Mais votre belle-mère, soudain enjouée, vous rappelle à elle. " Ma chérie… Tu l'as peut-être vu au cinéma ? C'était, tu sais, avec cette actrice brune... Tu ne vois pas qui ? Il me semble qu'elle est connue pourtant. Elle a joué dans cet autre film avec cet acteur qui ressemble à un vampire... Tu sais, euh, Antoine Hopkins, je crois..." Ne voulant pas faillir dans votre rôle de bru attentionnée, vous lui prêtez une oreille léthargique mais de bonne volonté. Au contraire votre ami tente une dernière fois de l'interrompre : " Maman, tu nous raconteras ça demain. Demain, je t'écouterai tant que tu voudras. Mais là, on va aller dormir. ". Captivée par le compte-rendu confus et passionné, elle n'écoute pas.
"Les décors étaient magnifiques, grandioses. " dit-elle, tandis que votre visage se décompose. Vos joues flétrissent au fil de la description des souks d'orient si réussis, si criants de vérité. Bien inconsciemment vous froncez les sourcils. Il vous semble que votre belle-mère a per¸u cette moue contrariée. Cependant elle ne paraît pas s'en émouvoir. Compréhensive, elle vous adresse un sourire sucré et reprend son intarissable babil : " Et puis il y avait des scènes formidables tournées dans le désert. Le sable était doré et ocre, le ciel était bleu vif, c'était ravissant. Surtout la scène superbe de la tempête où... " Votre chair vitreuse s'effrite à la pensée des rafales de sable. Votre regard languissant croise celui dubitatif de votre compagnon. Il vous dévisage, effaré. Oubliant sa mère, il caresse votre visage, l'embrasse, sert votre corps contre lui.

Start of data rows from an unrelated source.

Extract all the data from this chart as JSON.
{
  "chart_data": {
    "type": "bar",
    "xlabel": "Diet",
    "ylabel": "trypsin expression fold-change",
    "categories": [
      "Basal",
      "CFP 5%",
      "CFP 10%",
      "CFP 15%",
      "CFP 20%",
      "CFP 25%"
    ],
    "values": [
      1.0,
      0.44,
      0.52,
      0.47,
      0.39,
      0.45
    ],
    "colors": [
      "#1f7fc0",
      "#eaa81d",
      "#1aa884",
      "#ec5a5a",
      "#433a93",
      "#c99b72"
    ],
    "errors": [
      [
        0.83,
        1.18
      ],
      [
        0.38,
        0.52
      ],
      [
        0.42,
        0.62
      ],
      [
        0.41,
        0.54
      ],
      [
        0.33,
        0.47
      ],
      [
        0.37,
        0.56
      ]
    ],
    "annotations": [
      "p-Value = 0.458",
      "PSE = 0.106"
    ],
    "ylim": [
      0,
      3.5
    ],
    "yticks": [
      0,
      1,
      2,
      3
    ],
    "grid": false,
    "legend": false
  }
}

Mais bientôt, vos yeux éteints ne vous permettent plus de le distinguer. Vos jambes, chétives, ne vous portent plus. Vous défaillez. Vos muscles se relâchent agréablement. Des larmes salées coulent alors sur votre front décharné et vous rongent. Votre belle-mère poursuit cependant, imperturbable, tant le scénario est émouvant. " C'est l'histoire d'une femme..." Comme vos sens vous quittent, votre corps faiblit, s'atténue, se répand peu à peu en poussière. Déjà, vous ne sentez plus ni le contact du sol ni celui du corps de votre ami. Au loin vous entendez un bourdonnement " ...dont le seul but est... " Puis vous ne percevez plus qu'un murmure "...de se débarrasser de sa belle-fille. ". Et pour finir, plus rien. Plus que le silence, l'obscurité, un flottement et le sommeil.